A major Canadian shopping centre owner wants to combine shopping with shelter as it aims to add residential developments to its malls.
Quebec City-based Cominar has been negotiating with municipalities for zoning permission to build homes around its shopping hubs, a company official told CoStar News.
Cominar is a former real estate investment trust that became a slimmed-down privately held company in late 2021 after being bought by a group led by Canderel.
Cominar retained some Quebec retail properties, including such malls as Rockland Shopping Centre, Alexis Nihon Plaza and Central Station in Montreal, Centropolis and Centre Laval in Laval, as well as the Champlain Mall in the Montreal suburb of Brossard and the Galeries de Hull in Gatineau.
“The mid-to-long-term plan would be to densify these assets while keeping the existing retail properties,” said Enzo Cocquerel, Cominar’s senior corporate finance adviser, in an interview. “This is the process we have been involved in over the last two years and it’s going to continue going forward. We’re working with cities to get zoning and to get the ability to build residential.”
Cocquerel declined to offer a timeline for the advancement of the initiative but he noted that all of Cominar's retail properties have development potential.
Some of Cominar’s properties appear to have more space to grow than others. Alexis Nihon Plaza already contains 900 apartments units above its 400,000-square-foot shopping complex, whereas the Centropolis in Laval, a sprawling 550,000-square-foot retail space, has far more area to accommodate new homes.
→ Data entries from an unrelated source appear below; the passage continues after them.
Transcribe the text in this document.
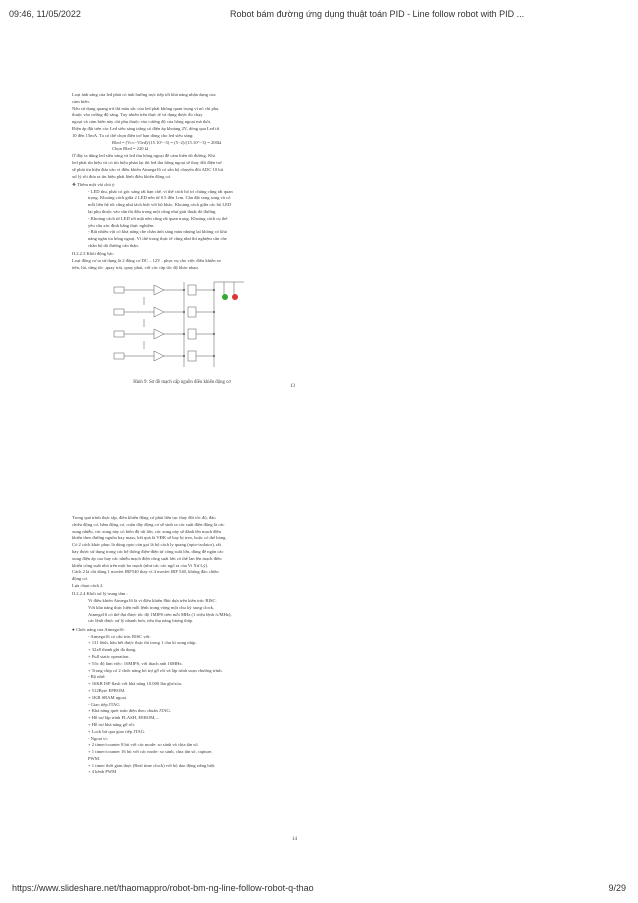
09:46, 11/05/2022	Robot bám đường ứng dụng thuật toán PID - Line follow robot with PID ...

Loại ánh sáng của led phát có ảnh hưởng trực tiếp tới khả năng nhận dạng của

cảm biến.

Nếu sử dụng quang trở thì màu sắc của led phát không quan trọng vì nó chỉ phụ

thuộc vào cường độ sáng. Tuy nhiên trên thực tế và dụng được đo chạy

ngoại và cảm biến này chỉ phụ thuộc vào cường độ của hồng ngoại mà thôi.

Điện áp đặt trên các Led siêu sáng trắng có điện áp khoảng 2V, dòng qua Led từ

10 đến 15mA. Ta có thể chọn điện trở hạn dòng cho led siêu sáng:

Rled = (Vcc−Vled)/(15.10^−3) = (5−2)/(15.10^−3) = 200Ω

Chọn Rled = 220 Ω

Ở đây ta dùng led siêu sáng và led thu hồng ngoại để cảm biến dò đường. Khi

led phát tín hiệu và có tín hiệu phản lại thì led thu hồng ngoại sẽ thay đổi điện trở

sẽ phát tín hiệu đưa vào vi điều khiển Atmega16 có sẵn bộ chuyển đổi ADC 10 bit

xử lý rồi đưa ra tín hiệu phát lệnh điều khiển động cơ.

❖ Thêm một vài chú ý:

- LED thu, phát có góc sáng rất hạn chế, vì thế cách bố trí chúng cũng rất quan

trọng. Khoảng cách giữa 2 LED nên từ 0.5 đến 1cm. Cần đặt song song và có

mỗi liên hệ tốt cũng như tách biệt với bộ khác. Khoảng cách giữa các bộ LED

lại phụ thuộc vào sân thi đấu trong một cũng như giải thuật dò đường.

- Khoảng cách từ LED tới mặt nền cũng rất quan trọng. Khoảng cách cụ thể

yêu cầu xác định bằng thực nghiệm.

- Rất nhiều vật có khả năng che chắn ánh sáng màu nhưng lại không có khả

năng ngăn tia hồng ngoại. Vì thế trong thực tế cũng như thí nghiệm cần che

chắn bộ dò đường cẩn thận.

II.2.2.3 Khối động lực:

Loại động cơ ta sử dụng là 2 động cơ DC – 12V , phục vụ cho việc điều khiển xe

tiến, lùi, từng tốc ,quay trái, quay phải, với các cấp tốc độ khác nhau.

Hình 9: Sơ đồ mạch cấp nguồn điều khiển động cơ

13

Trong quá trình thực tập, điều khiển động cơ phải liên tục thay đổi tốc độ, đảo

chiều động cơ, hãm động cơ, cuộn dây động cơ sẽ sinh ra các suất điện động là các

xung nhiễu, các xung này có biên độ rất lớn, các xung này sẽ đánh lên mạch điều

khiển theo đường nguồn hay mass, kết quả là VĐK sẽ hay bị treo, hoặc có thể hỏng.

Có 2 cách khác phục là dùng opto cón gọi là bộ cách ly quang (opto-isolator), rất

hay được sử dụng trong các hệ thống điện-điện tử công suất lớn, dùng để ngăn các

xung điện áp cao hay các nhiễu mạch điện công suất lớn có thể lan lên mạch điều

khiển công suất nhỏ trên một bo mạch (như các các ngõ ra của Vi Xử Lý).

Cách 2 là chỉ dùng 1 mosfet IRF540 thay vì 4 mosfet IRF 540, không đảo chiều

động cơ.

Lựa chọn cách 2.

II.2.2.4 Khối xử lý trung tâm :

Vi điều khiển Atmega16 là vi điều khiển 8bit dựa trên kiến trúc RISC.

Với khả năng thực hiện mỗi lệnh trong vòng một chu kỳ xung clock,

Atmega16 có thể đạt được tốc độ 1MIPS trên mỗi MHz (1 triệu lệnh /s/MHz),

các lệnh được xử lý nhanh hơn, tiêu thụ năng lượng thấp.

● Chức năng của Atmega16:

- Atmega16 có cấu trúc RISC với:

+ 131 lệnh, hầu hết được thực thi trong 1 chu kì xung nhịp.

+ 32x8 thanh ghi đa dụng.

+ Full static operation.

+ Tốc độ làm việc: 16MIPS, với thạch anh 16MHz.

+ Trong chip có 2 chức năng bổ trợ gỡ rối và lập trình soạn chương trình.

- Bộ nhớ:

+ 16KB ISP flash với khả năng 10.000 lần ghi/xóa.

+ 512Byte EPROM.

+ 1KB SRAM ngoại.

- Giao tiếp JTAG

+ Khả năng quét toàn diện theo chuẩn JTAG.

+ Hỗ trợ lập trình FLASH, EEROM,...

+ Hỗ trợ khả năng gỡ rối.

+ Lock bit qua giao tiếp JTAG.

- Ngoại vi:

+ 2 timer/counter 8 bit với các mode: so sánh và chia tần số.

+ 1 timer/counter 16 bit với các mode: so sánh, chia tần số, capture,

PWM.

+ 1 timer thời gian thực (Real time clock) với bộ dao động riêng biệt.

+ 4 kênh PWM

14
https://www.slideshare.net/thaomappro/robot-bm-ng-line-follow-robot-q-thao	9/29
The effort might not be easy to accomplish, as a pair of other attempts to add housing to Quebec shopping centres were rejected by their local municipalities. The Town of Mount Royal blocked Carbonleo’s proposal to add housing to its upcoming Royalmount Mall, while Pointe Claire did the same to Cadillac Fairview's plan to add homes to its Fairview Pointe Claire shopping centre.
Major Property Deal
Cominar has kept a low profile since a group purchased its properties in one of the largest real estate deals in Canadian history.
The purchasers included Canderel, Artis REIT, Sandpiper Group, Koch Real Estate Investments, with Mach Group acquiring some office and retail properties and Blackstone buying the industrial portfolio.
As part of the deal, Cominar’s trustees were replaced by Alex Avery, Renzo Barazzuol, Navdeep Gill, Stephen Loukas, Samir Manji, Brett Miller, Ben Rodney, Ryan Ross and Jonathan Wener.
Cominar maintained a number of properties after the sale and its portfolio now comprises 22 properties, according to its website.
Cominar's recent transactions include the sale of a 105,000-square-foot office property at 3175 des Quatre Bourgeois in Quebec City that sold for $12 million. The building is located in the west end Ste. Foy district of Quebec City near the Duplessis HIghway, a major thoroughfare.
Sandra Lécuyer, chief culture and brand officer for Cominar, told CoStar News in an interview that its recent public update was partially designed to remind people that Cominar remains a force on the Canadian real estate scene after the buyout.
“People thought Cominar didn't exist anymore, so that is stating that we’re alive and well and have projects forthcoming,” Lécuyer said.